7.              Matter (d), the alleged severe hardship facing the appellants from their families, is explicitly decided against them, for reasons in which no error is suggested.

8.              Matters (e), private and family life in the UK, and (f), friends and family, are obviously the subject of the decision throughout. There may be no explicit mention of plans to undertake a PhD if leave is granted, but there is no error in not mentioning every minute detail.

9.              I see nothing in the decision to justify the suggestion that matters which the judge plainly set out were then excluded from her proportionality assessment. Ground 1 shows no oversight.

10.          Ground 2 is error "in consideration of the legal test in GM [2019] EWCA Civ 1630". The rules are said to be "not incremental" over the article 8 test, so that in "merging" the "very significant obstacles" requirement in the rules into the proportionality assessment, the judge has set "a far higher standard than ... required by established jurisprudence".

11.          The passage quoted from GM is to the effect that rules and policy are not to be construed as being more stringent than article 8. It is not an authority that if the rules are not satisfied, a lower test applies; which would subvert the whole scheme of the rules and of part 5A of the 2002 Act.

12.          K O (Nigeria) and others [2018] UKSC 53 was about the treatment of qualifying children and their parents under part 5A. Under the heading "general approach" Lord Carnwath, giving the judgement of the court, said:

"[5] I start with the expectation that the purpose is to produce a straightforward set of rules, and in particular to narrow rather than widen the residual area of discretionary judgment for the court to take account of public interest or other factors not directly reflected in the wording of the statute. I also start from the presumption, in the absence of clear language to the contrary, that the provisions are intended to be consistent with the general principles relating to the "best interests" of children ..."

13.          This is not a case about separation of family members, or about children, but that general approach applies also to "very significant obstacles to integration". The judge did not err by finding that to fall short of that test did not leave the appellants with an easier one.

14.          Further, the present case did not turn on any fine formulation of the legal tests surrounding article 8, but on its own facts and circumstances.

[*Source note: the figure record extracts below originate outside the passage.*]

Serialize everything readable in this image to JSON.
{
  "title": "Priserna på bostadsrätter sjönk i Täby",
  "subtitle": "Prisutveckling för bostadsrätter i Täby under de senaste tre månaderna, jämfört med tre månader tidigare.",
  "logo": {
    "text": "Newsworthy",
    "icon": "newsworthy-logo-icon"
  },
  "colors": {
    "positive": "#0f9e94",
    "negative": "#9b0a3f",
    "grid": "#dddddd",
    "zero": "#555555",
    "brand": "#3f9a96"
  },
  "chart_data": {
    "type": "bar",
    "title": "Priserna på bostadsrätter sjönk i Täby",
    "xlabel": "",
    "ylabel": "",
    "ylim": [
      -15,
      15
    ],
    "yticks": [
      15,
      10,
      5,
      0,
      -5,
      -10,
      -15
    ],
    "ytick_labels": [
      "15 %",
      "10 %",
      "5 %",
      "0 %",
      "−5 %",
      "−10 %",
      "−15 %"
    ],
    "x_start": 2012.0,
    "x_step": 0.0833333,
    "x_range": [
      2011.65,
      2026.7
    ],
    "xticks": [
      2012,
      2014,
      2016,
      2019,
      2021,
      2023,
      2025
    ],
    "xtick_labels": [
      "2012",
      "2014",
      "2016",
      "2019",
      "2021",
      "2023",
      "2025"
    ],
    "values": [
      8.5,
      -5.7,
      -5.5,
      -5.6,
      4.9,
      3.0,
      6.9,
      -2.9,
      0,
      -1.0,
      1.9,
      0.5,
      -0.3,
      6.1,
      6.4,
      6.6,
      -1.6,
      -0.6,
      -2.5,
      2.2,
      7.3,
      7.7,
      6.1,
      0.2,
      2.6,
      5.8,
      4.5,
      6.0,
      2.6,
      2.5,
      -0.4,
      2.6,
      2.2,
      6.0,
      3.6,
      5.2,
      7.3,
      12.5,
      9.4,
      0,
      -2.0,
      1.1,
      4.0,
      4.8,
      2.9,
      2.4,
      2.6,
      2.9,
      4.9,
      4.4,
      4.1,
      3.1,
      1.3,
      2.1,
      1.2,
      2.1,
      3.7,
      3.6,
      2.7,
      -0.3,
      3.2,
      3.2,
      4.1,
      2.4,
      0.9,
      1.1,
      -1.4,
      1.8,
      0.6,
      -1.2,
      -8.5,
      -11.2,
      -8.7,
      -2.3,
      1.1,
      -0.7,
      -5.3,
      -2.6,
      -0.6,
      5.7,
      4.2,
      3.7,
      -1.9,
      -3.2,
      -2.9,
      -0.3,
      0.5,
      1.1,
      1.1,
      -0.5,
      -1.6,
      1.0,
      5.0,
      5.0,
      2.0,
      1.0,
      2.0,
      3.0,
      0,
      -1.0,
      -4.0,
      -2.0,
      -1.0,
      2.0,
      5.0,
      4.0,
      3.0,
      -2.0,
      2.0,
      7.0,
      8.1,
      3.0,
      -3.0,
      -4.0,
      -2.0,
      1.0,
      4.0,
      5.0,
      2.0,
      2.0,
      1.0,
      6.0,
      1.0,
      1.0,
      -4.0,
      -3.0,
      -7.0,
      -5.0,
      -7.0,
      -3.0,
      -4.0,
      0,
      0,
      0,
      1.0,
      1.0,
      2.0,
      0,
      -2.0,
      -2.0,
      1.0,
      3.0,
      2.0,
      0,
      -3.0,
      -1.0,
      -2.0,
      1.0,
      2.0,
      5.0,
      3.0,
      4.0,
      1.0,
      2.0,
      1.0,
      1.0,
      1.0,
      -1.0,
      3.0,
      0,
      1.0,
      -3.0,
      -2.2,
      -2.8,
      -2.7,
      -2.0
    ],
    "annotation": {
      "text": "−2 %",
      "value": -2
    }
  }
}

15.          It is difficult to see that any judge might realistically have found the circumstances of the appellants to disclose very significant obstacles, or have found anything to turn the proportionality balance in their favour.

16.          Ground 2 shows no error.

17.          The decision of the FtT shall stand.

18.          No anonymity direction has been requested or made.

 

 

Hugh Macleman

 

UT Judge Macleman

16 November 2020

 

 

NOTIFICATION OF APPEAL RIGHTS

1. A person seeking permission to appeal against this decision must make a written application to the Upper Tribunal. Any such application must be received by the Upper Tribunal within the appropriate period after this decision was sent to the person making the application. The appropriate period varies, as follows, according to the location of the individual and the way in which the Upper Tribunal's decision was sent.

2. Where the person who appealed to the First-tier Tribunal is in the United Kingdom at the time that the application for permission to appeal is made, and is not in detention under the Immigration Acts, the appropriate period is 12 working days (10 working days, if the notice of decision is sent electronically).

3. Where the person making the application is in detention under the Immigration Acts , the appropriate period is 7 working days (5 working days, if the notice of decision is sent electronically).

4. Where the person who appealed to the First-tier Tribunal is outside the United Kingdom at the time that the application for permission to appeal is made, the appropriate period is 38 days (10 working days, if the notice of decision is sent electronically).

5. A "working day" means any day except a Saturday or a Sunday, Christmas Day, Good Friday or a bank holiday.

6. The date when the decision is "sent' is that appearing on the covering letter or covering email.